The assistant concertmaster–acting as concertmaster for this performance–name is Rina and she comes in and introduces herself. She speaks fluent English after having been trained in New York at Juilliard and spent many a summer at the Aspen Music Festival. Rina is also good friends with Michelle Kim, an assistant concertmaster of the New York Philharmonic and a soloist with us next season. She asks a few questions about Prokofiev, then also about the size of the string section for the Brahms Violin Concerto on the program. For this concert they are carrying 14, 12, 10, 10, 6, which we reduce by one stand for the concerto. Today and tomorrow though, we will only work on the Prokofiev Symphony No. 5. Inho has read through the piece with them on the previous Friday, so they at least have a sense how the piece goes. The orchestra tunes (before the 10 AM downbeat) and at 10 I am introduced and off we go into the first movement. Having never heard or conducted this ensemble, my plan is to read the first movement then go back and rehearse.

The rehearsal room is spacious and the orchestra seems quite comfortable with the place. Curtains line the walls as the size of the winds and percussion will create some decibel levels that could be dangerous. The layout of the orchestra is different from what I am use to with the woodwinds directly in front of me and the brass in a line behind them. The horns are stacked on the risers next to the woodwinds on stage right and the percussion further off to the same side. The strings are configured in a standard way save the violas to the outside and cellos between them and second violins.

Well, Choi was right. The orchestra is fabulous. They are VERY attentive and even with my speaking to them in English, they only need to be told most things once before they make an adjustment. They follow like a dream and the ebb and flow of the first movement is already something they seem to understand. They also have a true sense of their own sound and play to that level. Technically they are solid and even the most intricate of rhythms (of which Prokofiev writes many) are clear to hear. We work for an hour or so, then take a break of 15 minutes. Then we launch into the scherzo which is equally at a “tweakable” level as opposed to needing “woodshedding.” We accomplish most of what I’m looking for and they are released a few minutes early–they certainly earned it!

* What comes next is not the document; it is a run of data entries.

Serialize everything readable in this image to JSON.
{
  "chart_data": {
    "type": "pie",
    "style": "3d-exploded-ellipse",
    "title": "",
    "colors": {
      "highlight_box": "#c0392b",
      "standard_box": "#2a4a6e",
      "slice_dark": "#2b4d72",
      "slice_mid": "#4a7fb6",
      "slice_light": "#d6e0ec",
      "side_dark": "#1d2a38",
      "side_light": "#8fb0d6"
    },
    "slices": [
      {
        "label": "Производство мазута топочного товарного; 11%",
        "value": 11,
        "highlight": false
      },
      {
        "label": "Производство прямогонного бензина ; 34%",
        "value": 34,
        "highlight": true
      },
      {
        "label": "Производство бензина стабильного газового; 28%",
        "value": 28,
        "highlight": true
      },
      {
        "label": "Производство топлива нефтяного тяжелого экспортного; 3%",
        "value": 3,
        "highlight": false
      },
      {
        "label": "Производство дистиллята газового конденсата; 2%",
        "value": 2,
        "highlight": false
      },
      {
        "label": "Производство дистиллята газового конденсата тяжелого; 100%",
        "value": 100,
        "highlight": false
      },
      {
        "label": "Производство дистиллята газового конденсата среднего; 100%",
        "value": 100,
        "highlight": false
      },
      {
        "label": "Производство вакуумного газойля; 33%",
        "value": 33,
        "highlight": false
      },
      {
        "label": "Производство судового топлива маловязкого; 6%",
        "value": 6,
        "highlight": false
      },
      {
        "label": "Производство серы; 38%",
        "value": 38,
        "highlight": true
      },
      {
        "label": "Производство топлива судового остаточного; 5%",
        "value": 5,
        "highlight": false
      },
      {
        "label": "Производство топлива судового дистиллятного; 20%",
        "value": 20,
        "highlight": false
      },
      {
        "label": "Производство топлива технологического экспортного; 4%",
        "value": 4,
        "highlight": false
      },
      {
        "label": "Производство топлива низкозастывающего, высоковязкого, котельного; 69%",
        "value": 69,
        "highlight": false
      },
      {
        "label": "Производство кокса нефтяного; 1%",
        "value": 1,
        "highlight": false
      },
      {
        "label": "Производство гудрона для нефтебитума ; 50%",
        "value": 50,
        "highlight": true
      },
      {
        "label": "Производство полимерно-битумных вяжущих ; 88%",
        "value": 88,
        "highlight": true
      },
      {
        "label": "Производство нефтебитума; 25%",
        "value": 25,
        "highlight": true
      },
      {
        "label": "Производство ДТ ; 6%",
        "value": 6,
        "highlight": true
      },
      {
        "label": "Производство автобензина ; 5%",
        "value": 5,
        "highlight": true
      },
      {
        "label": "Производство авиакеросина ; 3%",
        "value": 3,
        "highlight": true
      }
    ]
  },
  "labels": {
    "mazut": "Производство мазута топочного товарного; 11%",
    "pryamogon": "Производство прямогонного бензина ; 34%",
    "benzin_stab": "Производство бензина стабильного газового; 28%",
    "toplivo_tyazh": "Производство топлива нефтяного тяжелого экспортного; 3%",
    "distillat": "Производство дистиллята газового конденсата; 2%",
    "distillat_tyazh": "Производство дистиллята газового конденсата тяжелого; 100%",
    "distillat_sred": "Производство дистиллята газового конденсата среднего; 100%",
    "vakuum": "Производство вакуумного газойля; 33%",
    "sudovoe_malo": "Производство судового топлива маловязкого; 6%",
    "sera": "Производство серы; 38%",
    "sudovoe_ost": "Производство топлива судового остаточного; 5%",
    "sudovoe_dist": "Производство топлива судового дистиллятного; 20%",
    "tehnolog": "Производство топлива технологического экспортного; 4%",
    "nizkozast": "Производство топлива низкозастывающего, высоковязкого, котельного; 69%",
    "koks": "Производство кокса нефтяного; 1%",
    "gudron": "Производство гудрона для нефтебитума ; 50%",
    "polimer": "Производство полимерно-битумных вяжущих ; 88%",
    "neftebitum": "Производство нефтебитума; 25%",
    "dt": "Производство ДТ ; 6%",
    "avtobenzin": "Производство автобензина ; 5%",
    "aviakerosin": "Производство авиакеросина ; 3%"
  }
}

The humidity is doing its customary number on my shirt and hair and by the end I have that wilted look that such an environment leaves me at the end of a rehearsal. I ask Rina if I’m the only conductor who sweats so much and she say certainly not, they all do. (Nonetheless, I don’t see the orchestra perspiring.) Inho takes pity on me and brings a towel, some water, and a fan into the conductor’s lounge which helps. After rehearsal we gather up the general manager, Inho, Choi, Leslie, Rina, Ms. Baek, the publicity person for the orchestra and another fluent English speaker, and head to lunch. This is another traditional Korean meal with many dishes and soup hitting the table. The conversation is lively and fun. Leslie discovers that the GM is also a composer, Rina talks about her time in the U.S., Inho tells us some of the pieces he’s conducted this season (including Strauss Alpine Symphony!), and Ms. Baek gives her own background which is not in music, but in literature.

As lunch concludes we are taken back to the hotel. Before departing, Choi and Inho help us find a restaurant nearby to have dinner. They walk us down to the next block and we are set up with a BBQ Pork dinner with the owner at 7 PM. We head back to our room and I decide it is time for a work out around the lake before cleaning up and going for dinner. The meal is delicious and though we are struggling to pronounce and Korean, the owner takes good care us.

It has been a good day and I’m now quite excited for the rest of the week.